- Directed by: Hugh Ford
- Screenplay by: Clara Beranger Frederic Arnold Kummer
- Starring: Pauline Frederick Thomas Meighan Al Hart Ruby Hoffman Wellington A. Playter
- Cinematography: Ned Van Buren
- Production company: Famous Players Film Company
- Distributed by: Paramount Pictures
- Release date: January 1, 1917;
- Running time: 50 minutes
- Country: United States
- Language: English

= The Slave Market (film) =

1917 film

The Slave Market is a 1917 American adventure silent film directed by Hugh Ford and written by Clara Beranger and Frederic Arnold Kummer. Starring Pauline Frederick, Thomas Meighan, Al Hart, Ruby Hoffman, and Wellington A. Playter, it was released on January 1, 1917, by Paramount Pictures.
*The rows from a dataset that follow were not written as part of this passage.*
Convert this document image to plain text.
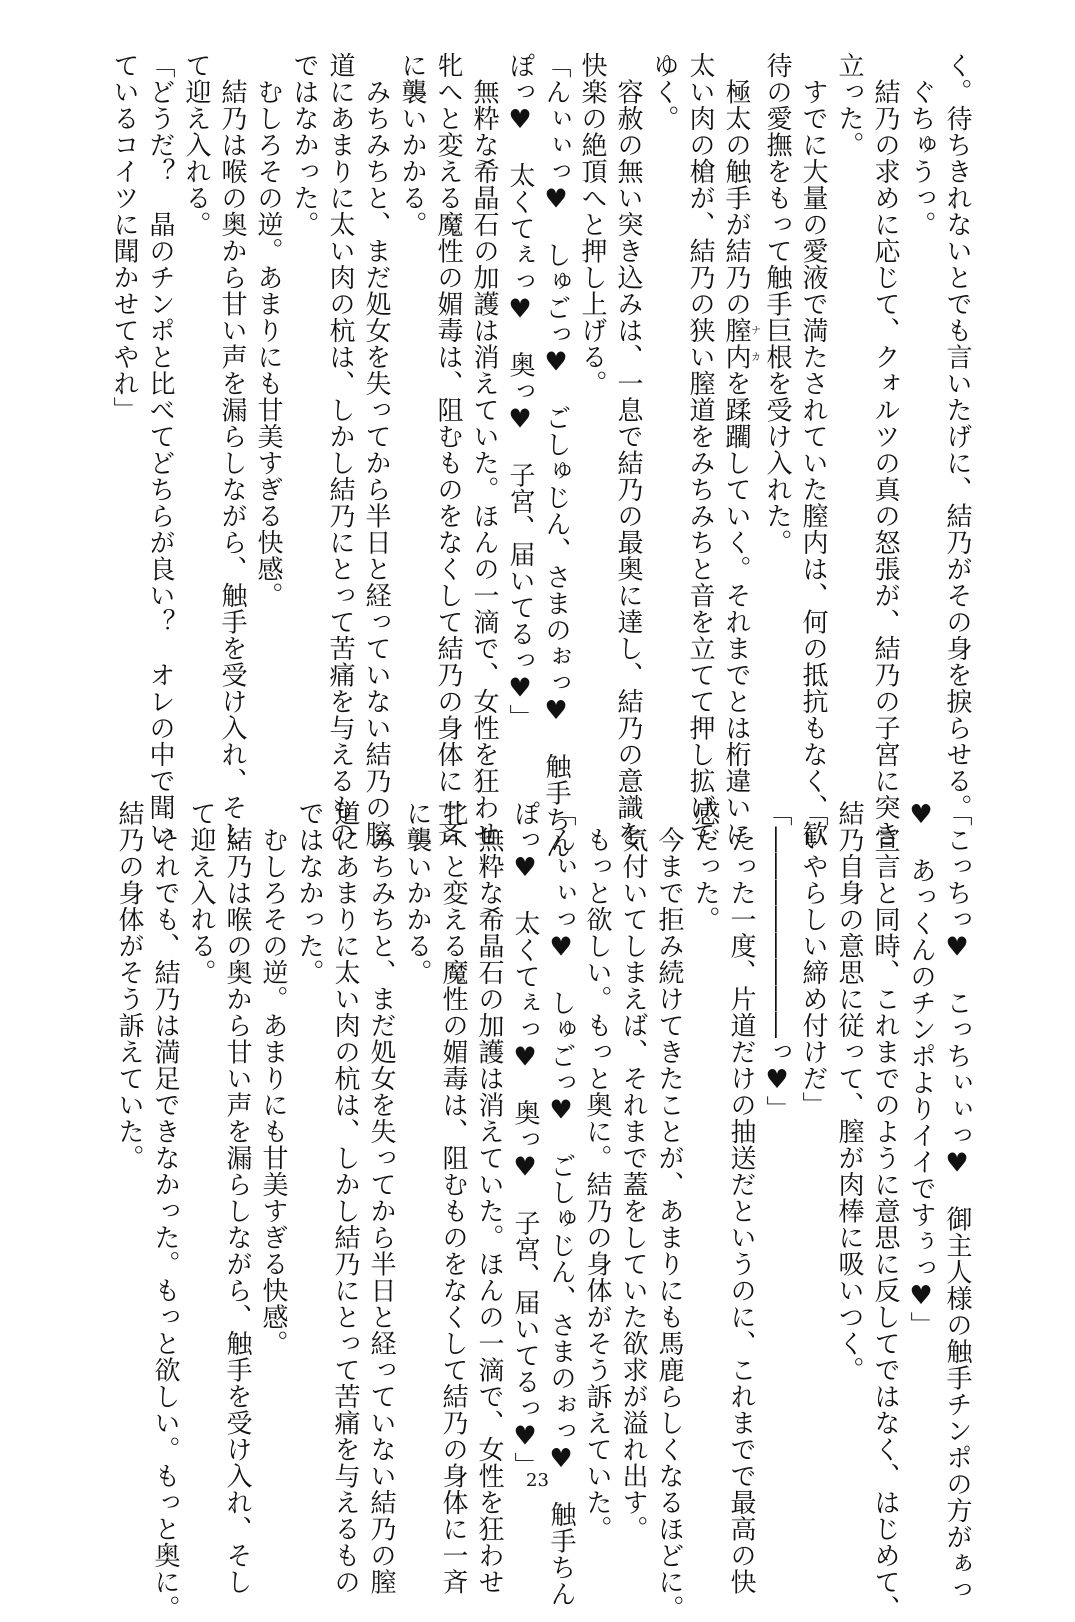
く。待ちきれないとでも言いたげに、結乃がその身を捩らせる。
　ぐちゅうっ。
　結乃の求めに応じて、クォルツの真の怒張が、結乃の子宮に突き
立った。
　すでに大量の愛液で満たされていた膣内は、何の抵抗もなく、歓
待の愛撫をもって触手巨根を受け入れた。
　極太の触手が結乃の膣内ナカを蹂躙していく。それまでとは桁違いに
太い肉の槍が、結乃の狭い膣道をみちみちと音を立てて押し拡げて
ゆく。
　容赦の無い突き込みは、一息で結乃の最奥に達し、結乃の意識を
快楽の絶頂へと押し上げる。
「んぃぃっ♥　しゅごっ♥　ごしゅじん、さまのぉっ♥　触手ちん
ぽっ♥　太くてぇっ♥　奥っ♥　子宮、届いてるっ♥」
　無粋な希晶石の加護は消えていた。ほんの一滴で、女性を狂わせ
牝へと変える魔性の媚毒は、阻むものをなくして結乃の身体に一斉
に襲いかかる。
　みちみちと、まだ処女を失ってから半日と経っていない結乃の膣
道にあまりに太い肉の杭は、しかし結乃にとって苦痛を与えるもの
ではなかった。
　むしろその逆。あまりにも甘美すぎる快感。
　結乃は喉の奥から甘い声を漏らしながら、触手を受け入れ、そし
て迎え入れる。
「どうだ？　晶のチンポと比べてどちらが良い？　オレの中で聞い
ているコイツに聞かせてやれ」
「こっちっ♥　こっちぃぃっ♥　御主人様の触手チンポの方がぁっ
♥　あっくんのチンポよりイイですぅっ♥」
　宣言と同時、これまでのように意思に反してではなく、はじめて、
結乃自身の意思に従って、膣が肉棒に吸いつく。
「いやらしい締め付けだ」
「――――――――っ♥」
　たった一度、片道だけの抽送だというのに、これまでで最高の快
感だった。
　今まで拒み続けてきたことが、あまりにも馬鹿らしくなるほどに。
　気付いてしまえば、それまで蓋をしていた欲求が溢れ出す。
　もっと欲しい。もっと奥に。結乃の身体がそう訴えていた。
「んぃぃっ♥　しゅごっ♥　ごしゅじん、さまのぉっ♥　触手ちん
ぽっ♥　太くてぇっ♥　奥っ♥　子宮、届いてるっ♥」
　無粋な希晶石の加護は消えていた。ほんの一滴で、女性を狂わせ
牝へと変える魔性の媚毒は、阻むものをなくして結乃の身体に一斉
に襲いかかる。
　みちみちと、まだ処女を失ってから半日と経っていない結乃の膣
道にあまりに太い肉の杭は、しかし結乃にとって苦痛を与えるもの
ではなかった。
　むしろその逆。あまりにも甘美すぎる快感。
　結乃は喉の奥から甘い声を漏らしながら、触手を受け入れ、そし
て迎え入れる。
　それでも、結乃は満足できなかった。もっと欲しい。もっと奥に。
結乃の身体がそう訴えていた。
23
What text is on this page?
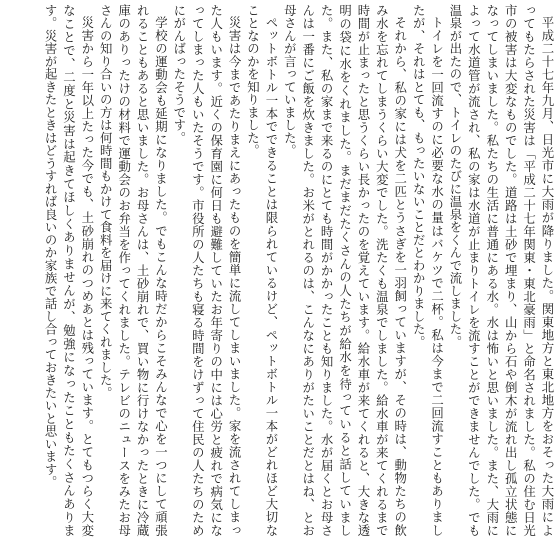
平成二十七年九月、日光市に大雨が降りました。関東地方と東北地方をおそった大雨によってもたらされた災害は「平成二十七年関東・東北豪雨」と命名されました。私の住む日光市の被害は大変なものでした。道路は土砂で埋まり、山から石や倒木が流れ出し孤立状態になってしまいました。私たちの生活に普通にある水。水は怖いと思いました。また、大雨によって水道管が流され、私の家は水道が止まりトイレを流すことができませんでした。でも温泉が出たので、トイレのたびに温泉をくんで流しました。

トイレを一回流すのに必要な水の量はバケツで二杯。私は今まで二回流すこともありましたが、それはとても、もったいないことだとわかりました。

それから、私の家には犬を二匹とうさぎを一羽飼っていますが、その時は、動物たちの飲み水を忘れてしまうくらい大変でした。洗たくも温泉でしました。給水車が来てくれるまで時間が止まったと思うくらい長かったのを覚えています。給水車が来てくれると、大きな透明の袋に水をくれました。まだまだたくさんの人たちが給水を待っていると話していました。また、私の家まで来るのにとても時間がかかったことも知りました。水が届くとお母さんは一番にご飯を炊きました。お米がとれるのは、こんなにありがたいことだとはね、とお母さんが言っていました。

ペットボトル一本でできることは限られているけど、ペットボトル一本がどれほど大切なことなのかを知りました。

災害は今まであたりまえにあったものを簡単に流してしまいました。家を流されてしまった人もいます。近くの保育園に何日も避難していたお年寄りの中には心労と疲れで病気になってしまった人もいたそうです。市役所の人たちも寝る時間をけずって住民の人たちのためにがんばったそうです。

学校の運動会も延期になりました。でもこんな時だからこそみんなで心を一つにして頑張れることもあると思いました。お母さんは、土砂崩れで、買い物に行けなかったときに冷蔵庫のありったけの材料で運動会のお弁当を作ってくれました。テレビのニュースをみたお母さんの知り合いの方は何時間もかけて食料を届けに来てくれました。

災害から一年以上たった今でも、土砂崩れのつめあとは残っています。とてもつらく大変なことで、二度と災害は起きてほしくありませんが、勉強になったこともたくさんあります。災害が起きたときはどうすれば良いのか家族で話し合っておきたいと思います。
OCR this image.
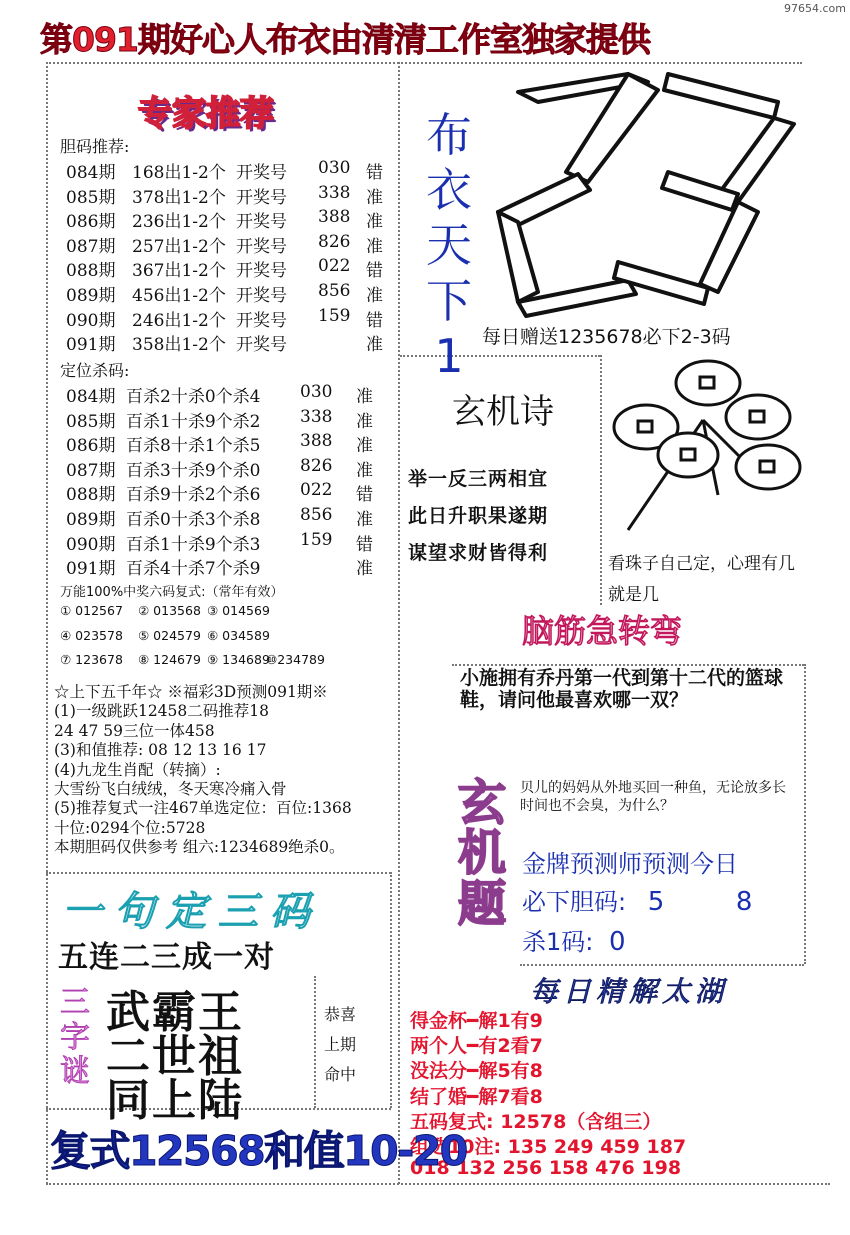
97654.com
第091期好心人布衣由清清工作室独家提供
专家推荐
胆码推荐:
084期 168出1-2个 开奖号 030 错
085期 378出1-2个 开奖号 338 准
086期 236出1-2个 开奖号 388 准
087期 257出1-2个 开奖号 826 准
088期 367出1-2个 开奖号 022 错
089期 456出1-2个 开奖号 856 准
090期 246出1-2个 开奖号 159 错
091期 358出1-2个 开奖号	准
定位杀码:
084期 百杀2十杀0个杀4 030 准
085期 百杀1十杀9个杀2 338 准
086期 百杀8十杀1个杀5 388 准
087期 百杀3十杀9个杀0 826 准
088期 百杀9十杀2个杀6 022 错
089期 百杀0十杀3个杀8 856 准
090期 百杀1十杀9个杀3 159 错
091期 百杀4十杀7个杀9	准
万能100%中奖六码复式:（常年有效）
① 012567 ② 013568 ③ 014569
④ 023578 ⑤ 024579 ⑥ 034589
⑦ 123678 ⑧ 124679 ⑨ 134689
⑩234789
☆上下五千年☆ ※福彩3D预测091期※
(1)一级跳跃12458二码推荐18
24 47 59三位一体458
(3)和值推荐: 08 12 13 16 17
(4)九龙生肖配（转摘）:
大雪纷飞白绒绒，冬天寒冷痛入骨
(5)推荐复式一注467单选定位：百位:1368
十位:0294个位:5728
本期胆码仅供参考 组六:1234689绝杀0。
布
衣
天
下
1 每日赠送1235678必下2-3码
玄机诗
举一反三两相宜
此日升职果遂期
谋望求财皆得利	看珠子自己定，心理有几就是几
脑筋急转弯
小施拥有乔丹第一代到第十二代的篮球鞋，请问他最喜欢哪一双？
玄
机
题
贝儿的妈妈从外地买回一种鱼，无论放多长时间也不会臭，为什么？
金牌预测师预测今日
必下胆码: 5	8
杀1码: 0
每日精解太湖
得金杯━解1有9
两个人━有2看7
没法分━解5有8
结了婚━解7看8
五码复式: 12578（含组三）
组选10注: 135 249 459 187
018 132 256 158 476 198
一句定三码
五连二三成一对
三
字
谜
武霸王
二世祖
同上陆
恭喜
上期
命中
复式12568和值10-20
The film premiered at the Strand Theatre in New York City and had an additional opening at the Garrick Theatre in Minneapolis, MN in January 1917.

== Cast ==
- Pauline Frederick as Ramona
- Thomas Meighan as John Barton
- Al Hart as Firebrand
- Ruby Hoffman as Anna
- Wellington A. Playter as Portuguese Joe

==Preservation==
The Slave Market is currently presumed lost. In February of 2021, the film was cited by the National Film Preservation Board on their Lost U.S. Silent Feature Films list.